Update Alert 2: Remdesivir for Adults With COVID-19

This is the fourth update for our living, rapid review on remdesivir for adults with COVID-19 (1). Our first update, which included studies published through 7 December 2020, led to a major update (2). Our second update found no new evidence (3). Our third update included 1 new, small randomized controlled study with high risk of bias that did not change our original conclusions (4). This fourth quarterly update, done using the same search strategies as the original review (1), identified 650 citations between 11 May and 9 August 2021. One newly published add-on substudy of the World Health Organization (WHO) Solidarity trial, the Norwegian (NOR) Solidarity trial, was eligible for inclusion (Supplement Figure) (5).

The last update included 6 trials of remdesivir for any disease severity (Supplement Table 1). On the basis of the results of 4 trials, a 10-day course of remdesivir probably results in little to no difference in mortality but probably reduces serious adverse events and may reduce time to recovery in hospitalized patients (6–9) (Supplement Tables 2 and 3). Two trials found that a 10-day course was not more effective than a 5-day course for moderate and severe disease (9, 10).

In this update, we include results from NOR Solidarity, a small add-on substudy of WHO Solidarity (5) (Supplement Tables 1, 2, and 4 to 8). This randomized controlled trial compared a 10-day course of remdesivir (n = 42) to standard care (n = 57) in patients hospitalized with any severity of laboratory-confirmed SARS-CoV-2 infection at 23 Norwegian hospitals. All patients included in NOR Solidarity were also included in WHO Solidarity, results of which have been previously published and included in our major update. The primary goal of NOR Solidarity was to evaluate the effect of remdesivir on viral clearance as assessed by SARS-CoV-2 polymerase chain reaction in oropharyngeal specimens. In this study, compared with standard care, remdesivir did not alter viral clearance, with results not varying by symptom duration; results were consistent with findings in a previously included study (Supplement Table 6) (7). Although NOR Solidarity was not designed or adequately powered to address clinical outcomes, the authors provided additional substudy-specific clinical outcomes not previously reported by WHO Solidarity. The results showed that patients receiving remdesivir, compared with standard care, did not differ with regards to 28-day mortality (2.4% vs. 5.3%) or 60-day mortality (7.1% vs. 5.3%), with an estimated marginal risk difference of 1.9 percentage points (95% CI, −7.8 to 11.6 percentage points) at day 60. Admission to the intensive care unit during hospitalization (19.0% vs. 19.3%; estimated marginal risk difference, −0.3 percentage points [CI, −15.9 to 15.4 percentage points]) and time to receipt of mechanical ventilation (hazard ratio, 1.3 [CI, 0.5 to 3.4]) also did not differ between the remdesivir and standard care groups.
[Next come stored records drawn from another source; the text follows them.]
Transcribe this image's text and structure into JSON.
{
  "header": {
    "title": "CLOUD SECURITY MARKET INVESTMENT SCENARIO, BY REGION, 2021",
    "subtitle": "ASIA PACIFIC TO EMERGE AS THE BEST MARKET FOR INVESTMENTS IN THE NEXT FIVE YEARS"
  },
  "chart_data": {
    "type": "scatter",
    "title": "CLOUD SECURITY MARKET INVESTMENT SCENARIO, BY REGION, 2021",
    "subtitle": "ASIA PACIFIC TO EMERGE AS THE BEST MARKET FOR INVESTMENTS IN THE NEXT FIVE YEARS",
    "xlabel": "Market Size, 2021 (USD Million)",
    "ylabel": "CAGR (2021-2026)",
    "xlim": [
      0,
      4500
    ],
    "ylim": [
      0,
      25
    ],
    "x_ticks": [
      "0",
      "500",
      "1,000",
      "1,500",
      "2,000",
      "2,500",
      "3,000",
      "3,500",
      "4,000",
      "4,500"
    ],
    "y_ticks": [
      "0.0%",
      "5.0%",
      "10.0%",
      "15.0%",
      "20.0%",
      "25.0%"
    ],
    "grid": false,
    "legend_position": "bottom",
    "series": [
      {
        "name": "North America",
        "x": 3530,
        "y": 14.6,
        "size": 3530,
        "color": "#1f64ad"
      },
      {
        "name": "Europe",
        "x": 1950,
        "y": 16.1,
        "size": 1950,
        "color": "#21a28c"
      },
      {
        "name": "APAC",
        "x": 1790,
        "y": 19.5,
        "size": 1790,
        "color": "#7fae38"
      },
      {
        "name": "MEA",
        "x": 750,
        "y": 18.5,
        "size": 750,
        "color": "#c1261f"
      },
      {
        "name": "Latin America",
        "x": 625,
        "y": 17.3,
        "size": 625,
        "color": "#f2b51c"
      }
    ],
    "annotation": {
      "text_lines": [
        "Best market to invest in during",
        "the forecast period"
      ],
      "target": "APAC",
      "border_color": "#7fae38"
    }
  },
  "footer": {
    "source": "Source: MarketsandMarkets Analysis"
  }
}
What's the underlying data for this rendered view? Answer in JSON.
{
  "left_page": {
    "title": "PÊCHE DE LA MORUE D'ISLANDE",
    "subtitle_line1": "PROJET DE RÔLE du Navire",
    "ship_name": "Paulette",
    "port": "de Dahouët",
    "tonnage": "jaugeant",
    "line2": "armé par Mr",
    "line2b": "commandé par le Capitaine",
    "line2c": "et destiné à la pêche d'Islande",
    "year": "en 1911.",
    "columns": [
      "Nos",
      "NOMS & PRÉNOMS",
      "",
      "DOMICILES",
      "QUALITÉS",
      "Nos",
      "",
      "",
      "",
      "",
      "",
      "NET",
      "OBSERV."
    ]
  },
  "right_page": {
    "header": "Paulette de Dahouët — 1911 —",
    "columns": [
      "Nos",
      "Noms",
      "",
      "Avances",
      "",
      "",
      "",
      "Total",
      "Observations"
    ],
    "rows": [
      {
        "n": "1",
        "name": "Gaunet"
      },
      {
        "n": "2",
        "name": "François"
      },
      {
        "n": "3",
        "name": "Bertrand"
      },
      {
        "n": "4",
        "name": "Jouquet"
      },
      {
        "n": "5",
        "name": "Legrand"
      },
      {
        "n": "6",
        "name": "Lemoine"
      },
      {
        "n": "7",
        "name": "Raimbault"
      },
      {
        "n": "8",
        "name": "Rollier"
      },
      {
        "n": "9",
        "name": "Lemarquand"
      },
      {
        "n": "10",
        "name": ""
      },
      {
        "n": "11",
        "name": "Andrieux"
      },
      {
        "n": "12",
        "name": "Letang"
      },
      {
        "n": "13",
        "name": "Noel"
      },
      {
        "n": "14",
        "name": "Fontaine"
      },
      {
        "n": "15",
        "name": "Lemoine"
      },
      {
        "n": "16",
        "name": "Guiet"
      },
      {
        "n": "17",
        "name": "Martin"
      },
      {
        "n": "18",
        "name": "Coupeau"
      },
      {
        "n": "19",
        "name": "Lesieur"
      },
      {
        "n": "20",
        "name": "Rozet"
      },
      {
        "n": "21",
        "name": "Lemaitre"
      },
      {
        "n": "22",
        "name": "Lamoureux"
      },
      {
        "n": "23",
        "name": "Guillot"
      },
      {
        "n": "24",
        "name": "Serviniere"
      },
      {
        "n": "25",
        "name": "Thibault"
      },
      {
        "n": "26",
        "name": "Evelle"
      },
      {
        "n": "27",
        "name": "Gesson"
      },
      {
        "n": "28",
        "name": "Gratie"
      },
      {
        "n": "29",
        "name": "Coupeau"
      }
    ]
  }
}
There was also no difference in serious adverse effects between the 2 groups (Supplement Table 7). Because WHO Solidarity had previously reported results for all patients included in NOR Solidarity, we did not assess evidence certainty for this substudy or update our prior meta-analyses (which included all patients from WHO Solidarity). Furthermore, most of the additionally reported outcomes in NOR Solidarity did not meet our a priori–defined critical or important outcomes (1).

Hence, our original conclusions about certainty and strength of evidence of remdesivir for adults with COVID-19 remain unchanged (Supplement Tables 2 and 3).